Toxic stress among children should be recognized as a public health crisis and it should be included as one part of the continued fight against poverty. Policymakers are already hashing out plans to help students better manage toxic stress. For Crotty, that includes individual counseling for students with behavioral issues, small group counseling to help reinforce social skills and emotional stability, and having social workers engage in classrooms to concentrate on restoring executive function—essentially giving the ever-plastic parts of the brain debilitated by toxic stress time to reboot and build resilience to the challenges at home.
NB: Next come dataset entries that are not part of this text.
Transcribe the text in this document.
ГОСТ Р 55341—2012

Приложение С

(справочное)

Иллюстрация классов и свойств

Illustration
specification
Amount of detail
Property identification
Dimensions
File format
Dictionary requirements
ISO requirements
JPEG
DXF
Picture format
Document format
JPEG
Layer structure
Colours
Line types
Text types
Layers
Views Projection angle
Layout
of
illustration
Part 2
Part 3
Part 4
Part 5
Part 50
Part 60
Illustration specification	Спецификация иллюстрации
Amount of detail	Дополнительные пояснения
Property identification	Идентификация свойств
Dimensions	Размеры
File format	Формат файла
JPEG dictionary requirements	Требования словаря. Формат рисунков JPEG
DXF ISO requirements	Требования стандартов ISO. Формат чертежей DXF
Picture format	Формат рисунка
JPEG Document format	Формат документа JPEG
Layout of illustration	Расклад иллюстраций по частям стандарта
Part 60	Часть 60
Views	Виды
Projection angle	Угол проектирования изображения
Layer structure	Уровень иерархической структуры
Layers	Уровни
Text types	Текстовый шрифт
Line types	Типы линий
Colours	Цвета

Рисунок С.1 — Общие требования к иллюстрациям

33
Unfortunately, it’s a tough cycle to break: Students living below the poverty line are also more likely to attend low-income schools with unstable (and often violent) classroom environments. Additional programs like home visits, counseling, and affordable childcare can help create more stable and nurturing home environments and give both students and parents a chance to recuperate from years of debilitating stress. Of course, these programs are also expensive and less likely to exist where they’re needed most, and they do not solve all the problems.
It’s ironic that the assembled group of public health experts gathered to discuss this problem in the halls of the American Museum of Natural History, which once counted Margaret Mead among its curators. After all, it was Mead who once presciently anticipated the impact of toxic stress on American society: “The solution to adult problems tomorrow depends on large measure upon how our children grow up today.” Now, researchers are praying that teachers and administrators take misbehavior’s biological roots in poverty-induced trauma to heart. Their future—and ours—depends on it.